Actualizing ourselves

David L. Schindler is professor of fundamental theology at the John Paul II Institute for the Study of Marriage and the Family in Washington. I’m excerpting some of his thoughts on God and the American spirit:

Do you have one particular source of apprehension and one special source of hope as the century closes — from a Catholic theological perspective?

Schindler: Grounds for hope? Americans are religiously sincere and morally generous. This country has a tremendous energy and abundance of good will. In the light of God’s infinite mercy, that’s always a good reason to hope. My fear is that we don’t see the subtlety of how — as the pope says in Evangelium Vitae — democracy can invert into totalitarianism. We have the illusion that we’re free because no one tells us what to do. We have political freedom. But at the same time, a theological and philosophical set of assumptions informs our freedom, of which we’re unconscious. A logic or “ontologic” of selfishness undermines our moral intention of generosity. We don’t have the requisite worldview that would help us address abortion or the more general, current threat to the family. Can we unmask the assumptions of our culture and deal with them in a way that will free the latent generosity of the culture? Or will those hidden assumptions overcome our generosity? This is the real battle, both globally and in America. It calls for a new effort of evangelization — which consists, above all, in first getting clear about the ideas in Evangelium Vitae; understanding the logic of self-centeredness in a post-Enlightenment Liberal culture. Alasdair McIntyre has a great line: that all debates in America are finally among radical Liberals, liberal Liberals and conservative Liberals. That’s how I would sum up. If we don’t come to terms with Liberalism…

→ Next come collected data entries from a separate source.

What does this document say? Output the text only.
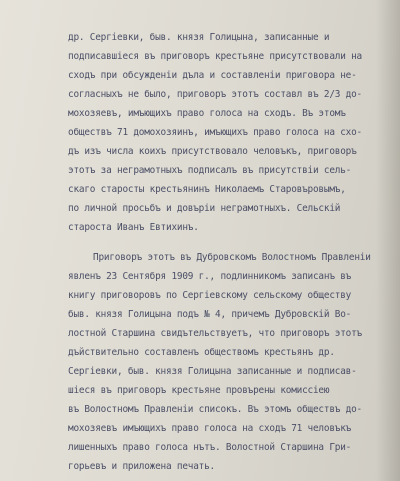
др. Сергіевки, быв. князя Голицына, записанные и
подписавшіеся въ приговоръ крестьяне присутствовали на
сходъ при обсужденіи дъла и составленіи приговора не-
согласныхъ не было, приговоръ этотъ составл въ 2/3 до-
мохозяевъ, имъющихъ право голоса на сходъ. Въ этомъ
обществъ 71 домохозяинъ, имъющихъ право голоса на схо-
дъ изъ числа коихъ присутствовало человъкъ, приговоръ
этотъ за неграмотныхъ подписалъ въ присутствіи сель-
скаго старосты крестьянинъ Николаемъ Старовъровымъ,
по личной просьбъ и довъріи неграмотныхъ. Сельскій
староста Иванъ Евтихинъ.
Приговоръ этотъ въ Дубровскомъ Волостномъ Правленіи
явленъ 23 Сентября 1909 г., подлинникомъ записанъ въ
книгу приговоровъ по Сергіевскому сельскому обществу
быв. князя Голицына подъ № 4, причемъ Дубровскій Во-
лостной Старшина свидътельствуетъ, что приговоръ этотъ
дъйствительно составленъ обществомъ крестьянъ др.
Сергіевки, быв. князя Голицына записанные и подписав-
шіеся въ приговоръ крестьяне провърены комиссіею
въ Волостномъ Правленіи списокъ. Въ этомъ обществъ до-
мохозяевъ имъющихъ право голоса на сходъ 71 человъкъ
лишенныхъ право голоса нътъ. Волостной Старшина Гри-
горьевъ и приложена печать.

But liberalism in what sense? Quite a few people who would describe themselves as conservative or neoconservative are, in fact, Liberal…

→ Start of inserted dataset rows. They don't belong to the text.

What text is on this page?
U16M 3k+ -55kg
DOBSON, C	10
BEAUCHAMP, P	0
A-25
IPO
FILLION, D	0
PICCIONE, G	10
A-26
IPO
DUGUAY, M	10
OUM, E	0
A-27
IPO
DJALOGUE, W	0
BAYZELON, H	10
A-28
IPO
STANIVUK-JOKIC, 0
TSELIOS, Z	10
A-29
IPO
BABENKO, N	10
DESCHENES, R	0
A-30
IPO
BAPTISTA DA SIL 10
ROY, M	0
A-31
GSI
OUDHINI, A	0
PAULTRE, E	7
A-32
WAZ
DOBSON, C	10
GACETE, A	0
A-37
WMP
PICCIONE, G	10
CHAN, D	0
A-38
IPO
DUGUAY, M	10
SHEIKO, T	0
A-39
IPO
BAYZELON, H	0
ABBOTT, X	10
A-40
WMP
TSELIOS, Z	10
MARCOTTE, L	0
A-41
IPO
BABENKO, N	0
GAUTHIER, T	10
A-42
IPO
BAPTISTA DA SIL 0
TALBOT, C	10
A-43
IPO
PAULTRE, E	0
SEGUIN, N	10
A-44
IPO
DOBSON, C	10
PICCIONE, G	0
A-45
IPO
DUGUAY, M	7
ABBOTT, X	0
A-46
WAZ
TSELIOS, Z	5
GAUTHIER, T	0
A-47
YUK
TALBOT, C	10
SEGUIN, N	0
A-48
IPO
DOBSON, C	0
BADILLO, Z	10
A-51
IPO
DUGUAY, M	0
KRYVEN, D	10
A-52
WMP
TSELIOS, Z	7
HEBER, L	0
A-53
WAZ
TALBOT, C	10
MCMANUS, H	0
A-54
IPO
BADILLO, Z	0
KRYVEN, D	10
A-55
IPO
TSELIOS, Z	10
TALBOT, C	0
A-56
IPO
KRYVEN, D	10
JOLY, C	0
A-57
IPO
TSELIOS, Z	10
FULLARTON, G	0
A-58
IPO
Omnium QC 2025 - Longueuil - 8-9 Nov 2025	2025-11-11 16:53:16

Schindler: That’s the point: they’re the conservative wing of Liberalism. And in a sense, they wouldn’t even deny that, insofar as their project is to show that a benign reading of American Liberal tradition is harmonious with Catholicism. That’s what I’m challenging. Their approach doesn’t go to the roots of our [cultural and spiritual] problem, as identified in this pontificate and in the work of theologians like De Lubac and Balthasar. [Contemporary U.S. culture is rooted in] self-centeredness. A false sense of autonomy centered in the self; an incomplete conception of rights. So we need to reinstate a right relation to God on all levels — not only at the level of intention, but at the level of the logic of our culture. Our relation to God has to inform not only our will, but how we think and how we construct our institutions.

Can solidarity and the common good take precedence if David L. Schindler is right in suggesting that we live with the “logic of self-centeredness”? If actualizing ourselves has to come at the expense of another, is there any justice in our society?

Is the role of the family to create a space that militates against self-centeredness for the purpose of each individual’s good/flourishing, or to help each member self-actualize at the expense of any outside the family (or within it) as necessary?